Freecell reveals my blind spots. I never knew it, but sometimes I am dyslexic with numbers or colors. I think I'm seeing clearly, but the reality is different. How like life, how like Yoga!
Sidebar: a Yoga teacher I studied with recently told me that asana (yoga poses) reveals imbalance and asana corrects imbalance.
Koans everywhere!
Anyhoo. I find that I make a lot of mistakes. I think I’m on a roll, maybe I’m just a wee bit too excited about that fact and BOOM! Saw the color wrong, went too fast or overlooked one crucial thing. At other times, frustration will lead me to act recklessly.
I also find that I’m capable of some brilliant flow. I get into a fugue state and it becomes effortless. One move leads to the next in a harmonious rhythm.

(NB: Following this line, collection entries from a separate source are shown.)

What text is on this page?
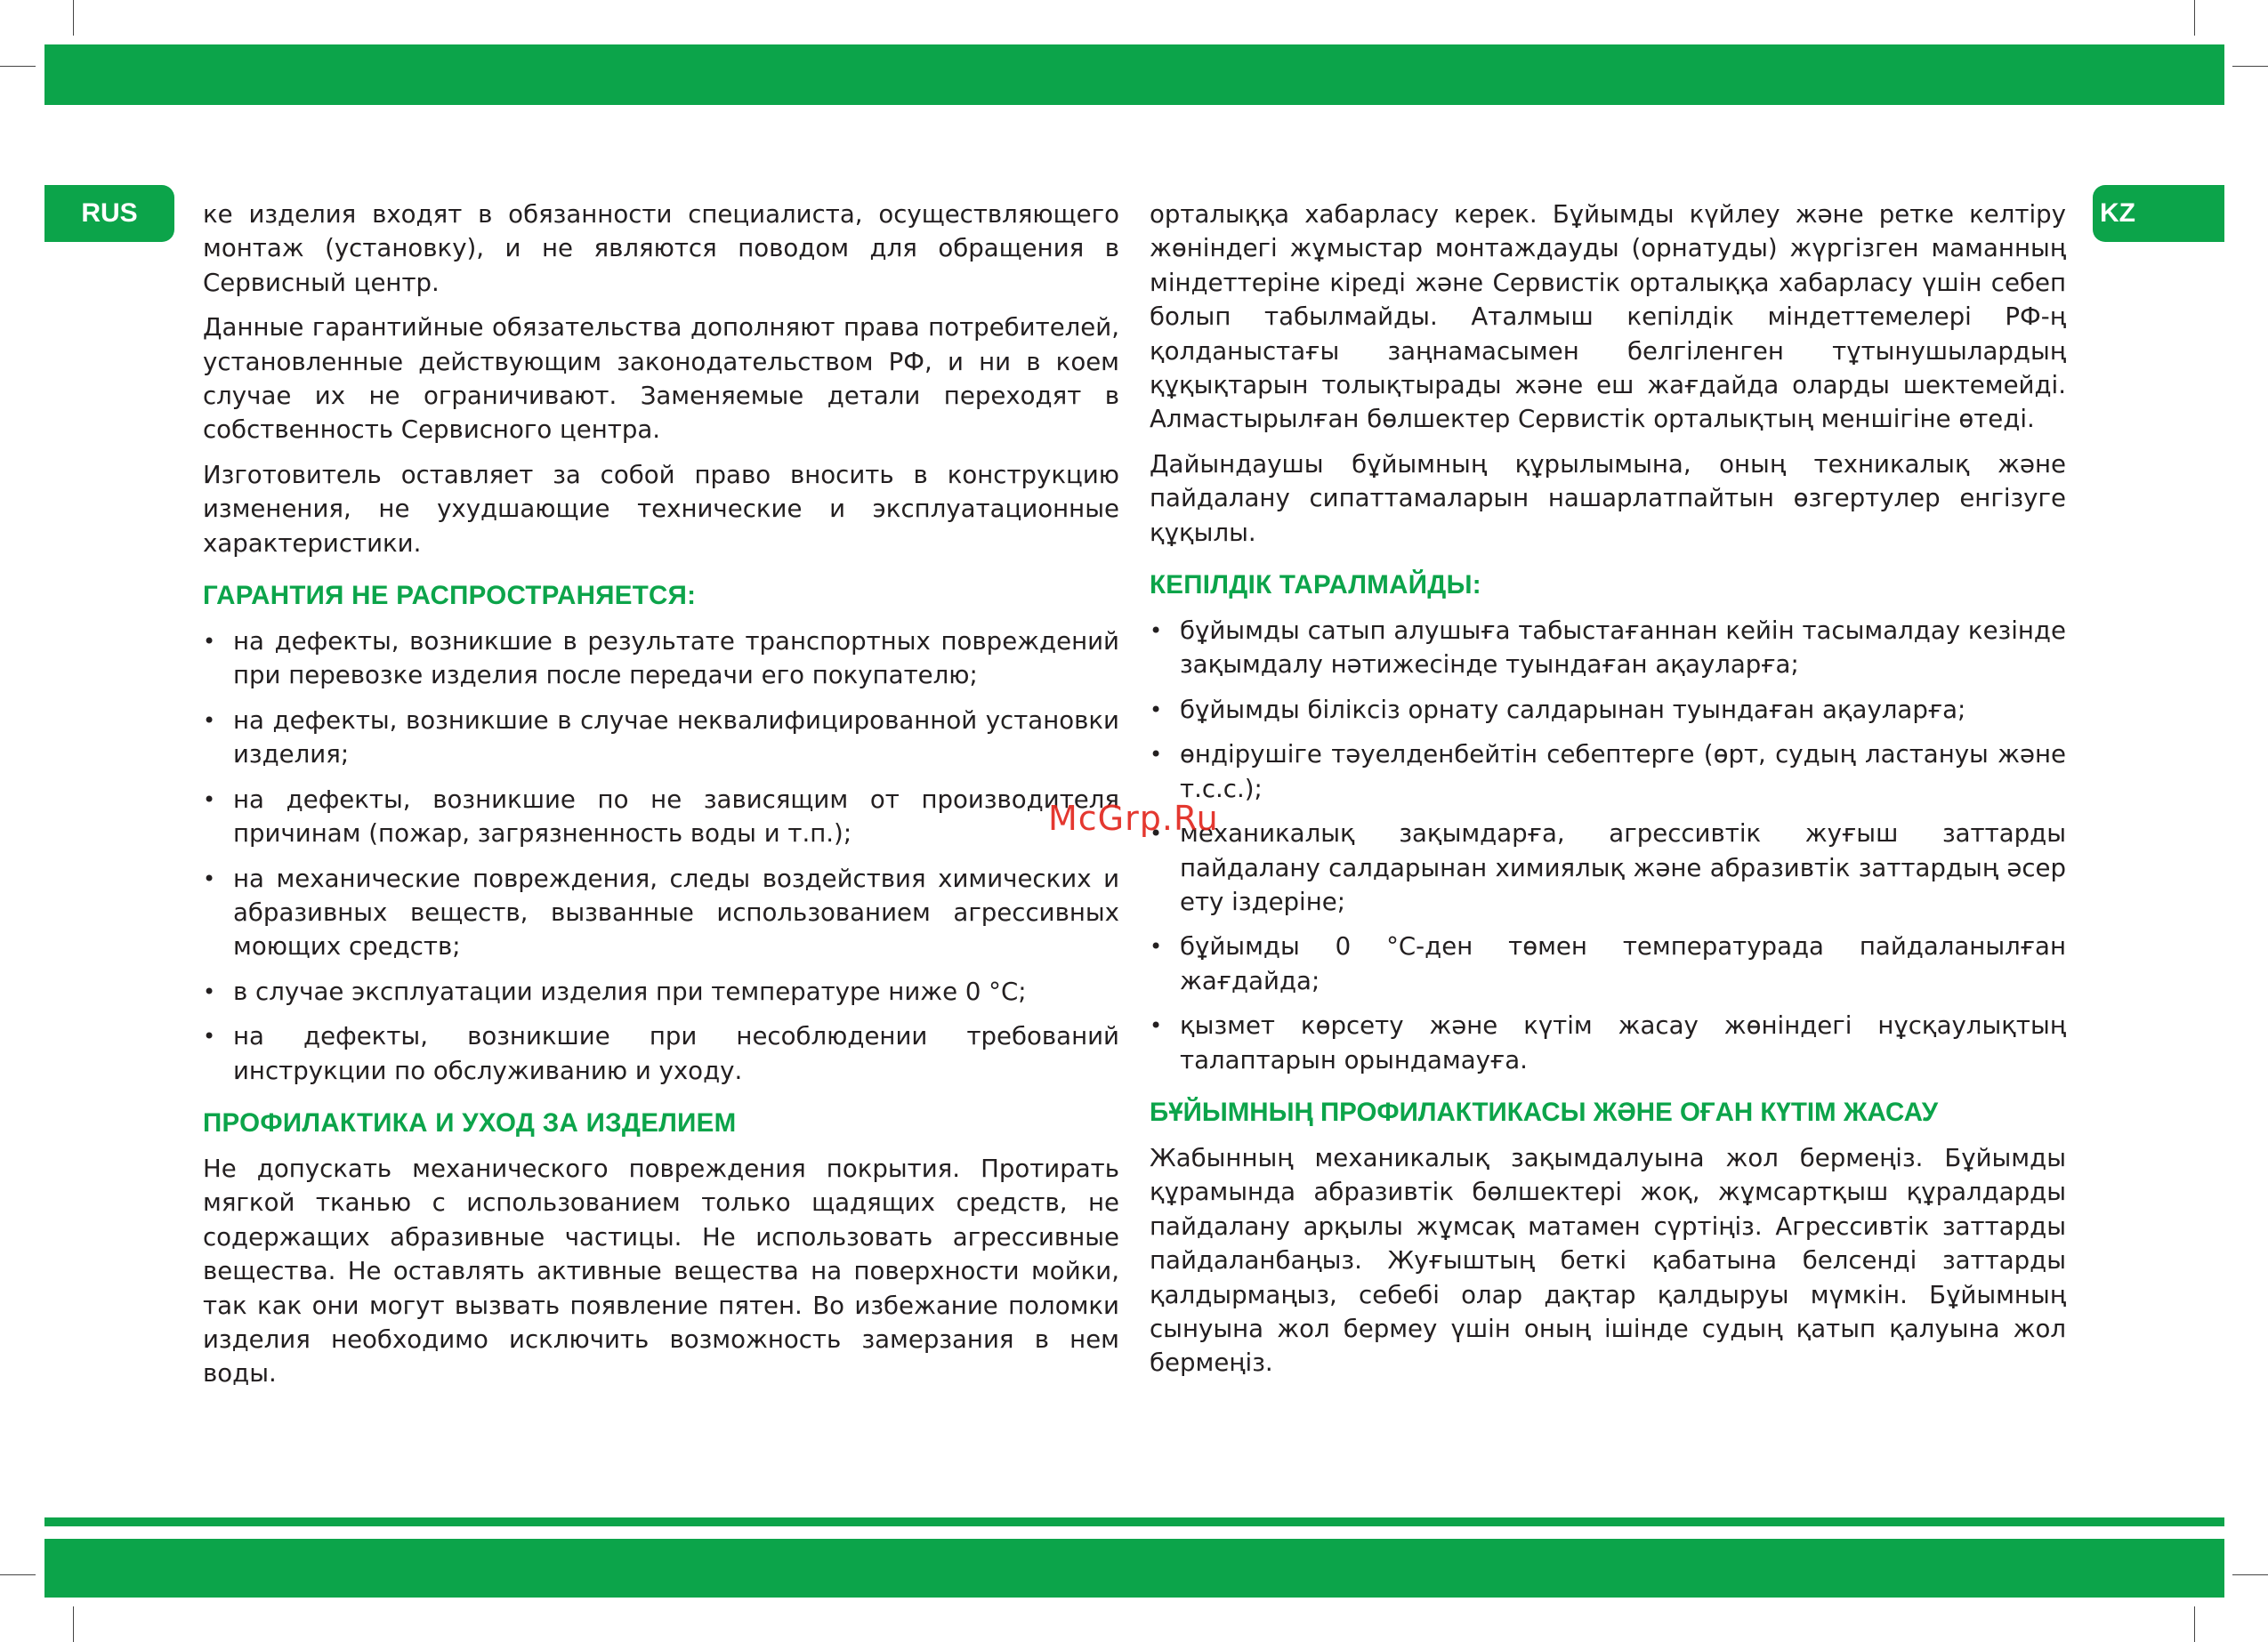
RUS	KZ

ке изделия входят в обязанности специалиста, осуществляющего монтаж (установку), и не являются поводом для обращения в Сервисный центр.

Данные гарантийные обязательства дополняют права потребителей, установленные действующим законодательством РФ, и ни в коем случае их не ограничивают. Заменяемые детали переходят в собственность Сервисного центра.

Изготовитель оставляет за собой право вносить в конструкцию изменения, не ухудшающие технические и эксплуатационные характеристики.

ГАРАНТИЯ НЕ РАСПРОСТРАНЯЕТСЯ:
• на дефекты, возникшие в результате транспортных повреждений при перевозке изделия после передачи его покупателю;
• на дефекты, возникшие в случае неквалифицированной установки изделия;
• на дефекты, возникшие по не зависящим от производителя причинам (пожар, загрязненность воды и т.п.);
• на механические повреждения, следы воздействия химических и абразивных веществ, вызванные использованием агрессивных моющих средств;
• в случае эксплуатации изделия при температуре ниже 0 °С;
• на дефекты, возникшие при несоблюдении требований инструкции по обслуживанию и уходу.
ПРОФИЛАКТИКА И УХОД ЗА ИЗДЕЛИЕМ

Не допускать механического повреждения покрытия. Протирать мягкой тканью с использованием только щадящих средств, не содержащих абразивные частицы. Не использовать агрессивные вещества. Не оставлять активные вещества на поверхности мойки, так как они могут вызвать появление пятен. Во избежание поломки изделия необходимо исключить возможность замерзания в нем воды.

орталыққа хабарласу керек. Бұйымды күйлеу және ретке келтіру жөніндегі жұмыстар монтаждауды (орнатуды) жүргізген маманның міндеттеріне кіреді және Сервистік орталыққа хабарласу үшін себеп болып табылмайды. Аталмыш кепілдік міндеттемелері РФ-ң қолданыстағы заңнамасымен белгіленген тұтынушылардың құқықтарын толықтырады және еш жағдайда оларды шектемейді. Алмастырылған бөлшектер Сервистік орталықтың меншігіне өтеді.

Дайындаушы бұйымның құрылымына, оның техникалық және пайдалану сипаттамаларын нашарлатпайтын өзгертулер енгізуге құқылы.

КЕПІЛДІК ТАРАЛМАЙДЫ:
• бұйымды сатып алушыға табыстағаннан кейін тасымалдау кезінде зақымдалу нәтижесінде туындаған ақауларға;
• бұйымды біліксіз орнату салдарынан туындаған ақауларға;
• өндірушіге тәуелденбейтін себептерге (өрт, судың ластануы және т.с.с.);
• механикалық зақымдарға, агрессивтік жуғыш заттарды пайдалану салдарынан химиялық және абразивтік заттардың әсер ету іздеріне;
• бұйымды 0 °С-ден төмен температурада пайдаланылған жағдайда;
• қызмет көрсету және күтім жасау жөніндегі нұсқаулықтың талаптарын орындамауға.
БҰЙЫМНЫҢ ПРОФИЛАКТИКАСЫ ЖӘНЕ ОҒАН КҮТІМ ЖАСАУ

Жабынның механикалық зақымдалуына жол бермеңіз. Бұйымды құрамында абразивтік бөлшектері жоқ, жұмсартқыш құралдарды пайдалану арқылы жұмсақ матамен сүртіңіз. Агрессивтік заттарды пайдаланбаңыз. Жуғыштың беткі қабатына белсенді заттарды қалдырмаңыз, себебі олар дақтар қалдыруы мүмкін. Бұйымның сынуына жол бермеу үшін оның ішінде судың қатып қалуына жол бермеңіз.

McGrp.Ru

It feels the same as when I'm in an altered state creating artwork, when my martial arts mojo is strong or when I'm paddling well on a river. Flow is a whole other topic…I'll write more about that later.
To sum up, it's helping me:
- Use what I have.
- Take one step at a time.
- Look a few moves ahead.
- Balance effort and non-effort.
- Learn from blind spots.
- Flow.
- Trust.
Give it a try, and as always, tell me about your experience! Are there any mundane seeming things you use as a spiritual practice?